Democrats have already tried cajoling states into expanding Medicaid with the promise of extra federal funds through the COVID-19 relief law enacted this year. No state has taken up the offer. That’s on top of the fact that the federal government already covered 90% of the costs of Medicaid expansion under the Affordable Care Act.
House Democrats maintain that other provisions in the law aimed at providing heavily subsidized private health insurance to low-income adults in non-expansion states obviates the need for higher DSH payments because fewer people in those states would be uninsured.
The bill would offer health insurance exchange tax credits to people who would qualify under expanded Medicaid if it were available in their home states, but this financial assistance would only be on the books through 2025, while the DSH cuts have no expiration date.
The American Hospital Association estimates this policy would deprive hospitals of about $8 billion over 10 years.
The proposed DSH cuts unfairly target hospitals, many which have been pushing state leaders to expand Medicaid for more than a decade, industry lobbyists said. Reducing this funding would affect hospitals in Alabama, Florida, Georgia, Kansas, Mississippi, North Carolina, South Carolina, South Dakota, Tennessee, Texas, Wisconsin and Wyoming, the last Medicaid expansion holdouts.
“It would significantly penalize safety net hospitals and providers in the hopes of getting states to move to expand Medicaid,” said Lisa Smith, vice president of advocacy and public policy for the Catholic Health Association of the United States. “We’ve been on the front lines in many states pushing for expansion of the Medicaid program, so it’s not for lack of trying on our part. It is, unfortunately, state politics,” she said.
Republican leaders in the dozen non-expansion states have steadfastly refused to consider adopting the policy. This was true in Idaho, Maine, Missouri, Nebraska, Oklahoma and Maine, as well, until voters in those states enacted Medicaid expansions via ballot initiatives. Hospitals in those states weren’t subject to similar DSH cuts.
“That’s where I think hospitals have a legitimate gripe. It’s unfairly punishing hospitals in the remaining non-expansion states,” said Shawn Gremminger, director of policy at the Purchaser Group on Health and a former America’s Essential Hospitals lobbyist.
If the subsidies aren’t renewed after 2025, safety net hospitals would be in an even worse situation, lobbyists say, with an population that is back to having no health insurance and facilities in non-expansion states getting less funding to account for uncompensated care.

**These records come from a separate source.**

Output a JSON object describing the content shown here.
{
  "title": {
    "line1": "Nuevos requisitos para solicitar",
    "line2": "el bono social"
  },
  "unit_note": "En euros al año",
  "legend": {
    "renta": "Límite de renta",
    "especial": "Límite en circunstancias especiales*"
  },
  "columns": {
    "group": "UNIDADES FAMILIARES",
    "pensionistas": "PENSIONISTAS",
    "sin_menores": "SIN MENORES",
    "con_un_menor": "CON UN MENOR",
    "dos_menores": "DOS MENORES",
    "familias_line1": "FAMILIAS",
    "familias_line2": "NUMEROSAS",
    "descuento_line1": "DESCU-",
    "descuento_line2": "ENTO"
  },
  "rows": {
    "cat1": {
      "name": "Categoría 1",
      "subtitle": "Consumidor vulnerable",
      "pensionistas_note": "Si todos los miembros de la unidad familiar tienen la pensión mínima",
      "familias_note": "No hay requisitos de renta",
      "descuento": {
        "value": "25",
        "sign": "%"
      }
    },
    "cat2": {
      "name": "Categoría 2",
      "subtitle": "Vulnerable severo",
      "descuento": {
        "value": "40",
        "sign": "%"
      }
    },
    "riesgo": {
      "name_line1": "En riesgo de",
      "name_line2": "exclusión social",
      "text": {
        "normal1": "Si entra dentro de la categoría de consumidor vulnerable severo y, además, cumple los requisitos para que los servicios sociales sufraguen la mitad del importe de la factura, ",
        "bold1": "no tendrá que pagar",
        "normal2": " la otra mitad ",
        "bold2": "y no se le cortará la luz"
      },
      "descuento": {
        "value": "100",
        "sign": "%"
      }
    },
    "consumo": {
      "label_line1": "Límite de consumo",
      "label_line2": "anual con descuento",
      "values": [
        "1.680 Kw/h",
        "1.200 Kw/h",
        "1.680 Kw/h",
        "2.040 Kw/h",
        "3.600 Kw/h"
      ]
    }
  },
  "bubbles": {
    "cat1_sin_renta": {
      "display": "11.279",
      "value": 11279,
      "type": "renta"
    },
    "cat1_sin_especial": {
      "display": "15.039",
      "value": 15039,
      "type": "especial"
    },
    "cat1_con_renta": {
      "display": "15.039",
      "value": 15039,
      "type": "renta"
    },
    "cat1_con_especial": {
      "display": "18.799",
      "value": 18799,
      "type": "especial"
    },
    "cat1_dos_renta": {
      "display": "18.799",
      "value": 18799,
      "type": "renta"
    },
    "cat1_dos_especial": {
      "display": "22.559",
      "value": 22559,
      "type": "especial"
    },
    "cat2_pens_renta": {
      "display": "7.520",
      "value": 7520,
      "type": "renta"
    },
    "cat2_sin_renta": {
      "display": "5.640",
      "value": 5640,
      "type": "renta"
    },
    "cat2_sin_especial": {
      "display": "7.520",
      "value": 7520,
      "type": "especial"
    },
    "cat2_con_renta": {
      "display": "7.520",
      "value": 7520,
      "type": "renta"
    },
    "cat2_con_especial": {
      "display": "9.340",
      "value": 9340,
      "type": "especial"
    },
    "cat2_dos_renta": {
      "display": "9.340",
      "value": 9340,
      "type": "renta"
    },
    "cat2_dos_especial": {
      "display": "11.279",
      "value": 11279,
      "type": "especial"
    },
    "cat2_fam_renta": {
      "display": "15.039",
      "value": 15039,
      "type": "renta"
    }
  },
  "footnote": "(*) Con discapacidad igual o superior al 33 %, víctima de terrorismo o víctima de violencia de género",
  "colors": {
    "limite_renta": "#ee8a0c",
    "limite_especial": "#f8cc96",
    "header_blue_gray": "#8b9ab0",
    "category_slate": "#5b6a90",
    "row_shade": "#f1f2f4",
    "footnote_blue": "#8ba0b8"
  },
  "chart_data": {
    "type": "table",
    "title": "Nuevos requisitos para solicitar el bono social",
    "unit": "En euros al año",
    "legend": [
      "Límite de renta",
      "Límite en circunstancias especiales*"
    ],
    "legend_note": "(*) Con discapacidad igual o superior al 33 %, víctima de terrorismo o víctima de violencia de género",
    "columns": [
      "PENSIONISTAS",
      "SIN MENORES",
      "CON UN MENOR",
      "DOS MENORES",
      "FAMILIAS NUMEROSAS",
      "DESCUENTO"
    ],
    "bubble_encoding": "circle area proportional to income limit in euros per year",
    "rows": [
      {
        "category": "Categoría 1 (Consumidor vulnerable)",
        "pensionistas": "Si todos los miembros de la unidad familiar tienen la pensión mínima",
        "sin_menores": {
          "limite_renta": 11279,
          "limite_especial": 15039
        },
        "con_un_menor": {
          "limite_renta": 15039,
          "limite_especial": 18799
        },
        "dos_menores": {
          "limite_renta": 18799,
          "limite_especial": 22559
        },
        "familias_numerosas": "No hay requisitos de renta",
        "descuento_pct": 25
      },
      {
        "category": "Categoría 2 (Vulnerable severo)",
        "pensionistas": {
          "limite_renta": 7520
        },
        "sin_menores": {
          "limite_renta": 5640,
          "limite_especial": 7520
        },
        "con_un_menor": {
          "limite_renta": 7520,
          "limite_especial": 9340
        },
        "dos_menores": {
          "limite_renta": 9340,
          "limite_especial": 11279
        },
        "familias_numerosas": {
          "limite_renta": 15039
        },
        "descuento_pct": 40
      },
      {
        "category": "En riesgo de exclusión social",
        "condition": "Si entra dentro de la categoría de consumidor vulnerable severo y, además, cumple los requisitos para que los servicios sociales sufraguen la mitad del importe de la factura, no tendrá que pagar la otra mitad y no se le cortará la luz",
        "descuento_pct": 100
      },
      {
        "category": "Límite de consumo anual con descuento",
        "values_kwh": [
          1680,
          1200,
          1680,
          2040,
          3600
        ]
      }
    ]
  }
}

Democrats have been “very concerned about health equity and it seems to me this would make it that much more difficult for the providers who are treating populations that we want to help,” said Barbara Eyman, Washington counsel to America’s Essential Hospitals.
If a state decides to adopt Medicaid expansion after the DSH cuts take effect, the federal government would revert back to funding the full amount, a spokesperson for the House Energy and Commerce Committee said.
Hospital lobbyists dispute the argument that more people with coverage in non-expansion states would make up for the lost DSH money.
“We have no guarantee that people are going to enroll. We have no coverage numbers. We just have certainty of a cut,” said Stacey Hughes, the AHA’s executive vice president.
The Medicaid and CHIP Payment and Access Commission, a nonpartisan panel that advises Congress, reported this year that revenue from patient care at DSH-eligible hospitals was negative before and after DSH payments.
However, the report also found that at total margins at DSH hospitals, which include revenue not directly related to patient care such as investment income and state and local subsidies, were 2.5% before DSH payments and 5.9% after those payments.
Other cuts to DSH payments from the ACA are set to take effect in 2024. The law’s drafter’s expected the ACA’s coverage expansion to lead to less uncompensated care, but hospitals have successfully pushed Congress to delay implementation.
In 2019, the federal government spent $11 billion on DSH payments, according to MACPAC.